On December 1, the City of Denver will start collecting city sales tax from every medical marijuana dispensary in the city. "Tax revenue agents will be meeting with all dispensaries, giving them the information," says Denver City Attorney David Fine.
Not that the city has a list of all the dispensaries. But Fine is confident the city will find them -- or that the dispensaries will simply find their way to the City Treasurer, and cough up the 3.6 percent tax. "That's the easy part," Fine says.
Things get harder from there. "The state legislation is going to be the important part," Fine says. "That's going to be fascinating."
Colorado Attorney General John Suthers has already determined that the state can collect its 2.9 percent sales tax on the sale of medical marijuana. But that's just the start of the state issues. The Colorado Board of Health still needs to decide if it's going to redefine the "primary caregiver" role, although it's postponed a planned December 16 meeting at which it was originally slated to do that. And state senator Chris Romer continues to work on proposed legislation that he'll introduce next session, which will not only call for regulations on dispensaries, but also license growers supplying dispensaries.
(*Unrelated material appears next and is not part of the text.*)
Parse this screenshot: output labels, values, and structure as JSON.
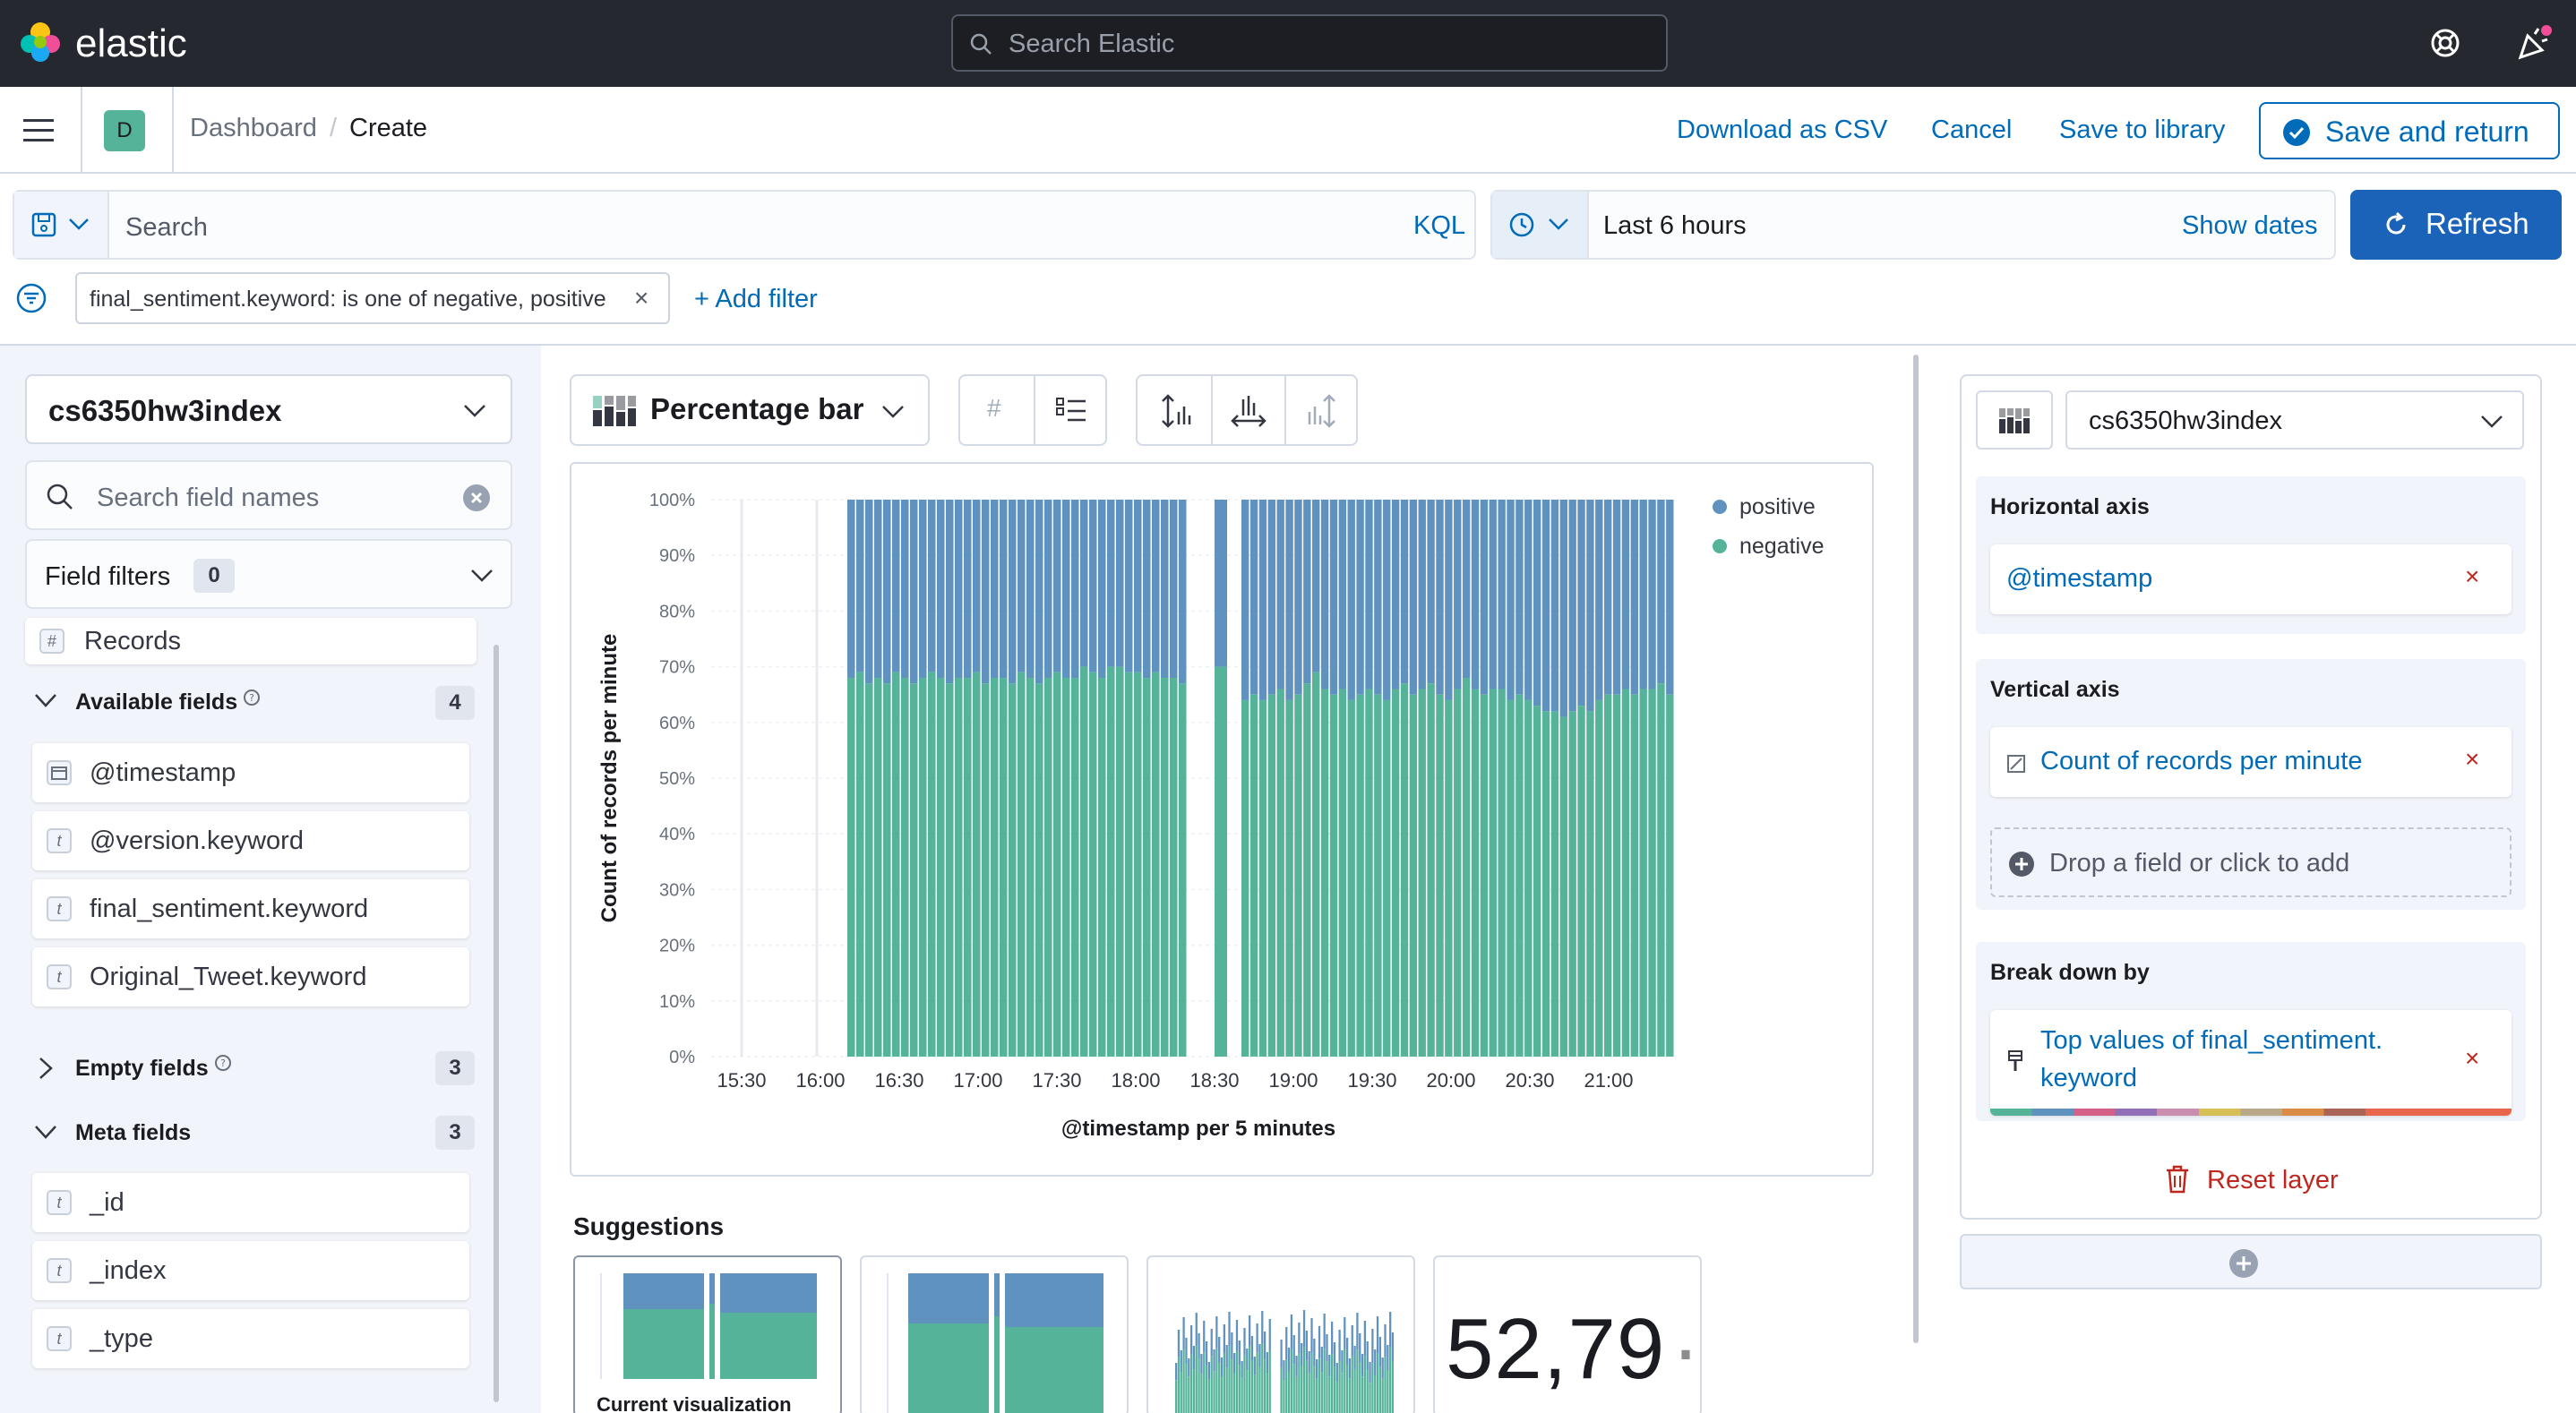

In the meantime, Denver won't stop with collecting taxes. On Wednesday, December 2, City Councilman Charlie Brown will be at the council's Safety Committee meeting, unveiling his proposal for regulating dispensaries in Denver. "I'm no alarmist," Brown says, referring to the alarm that went off at the November 18 meeting, where he first discussed the idea of new rules regarding dispensaries. "We're offering them a license to operate in our city. They've got to worthy of the public trust, and they have to live up to that."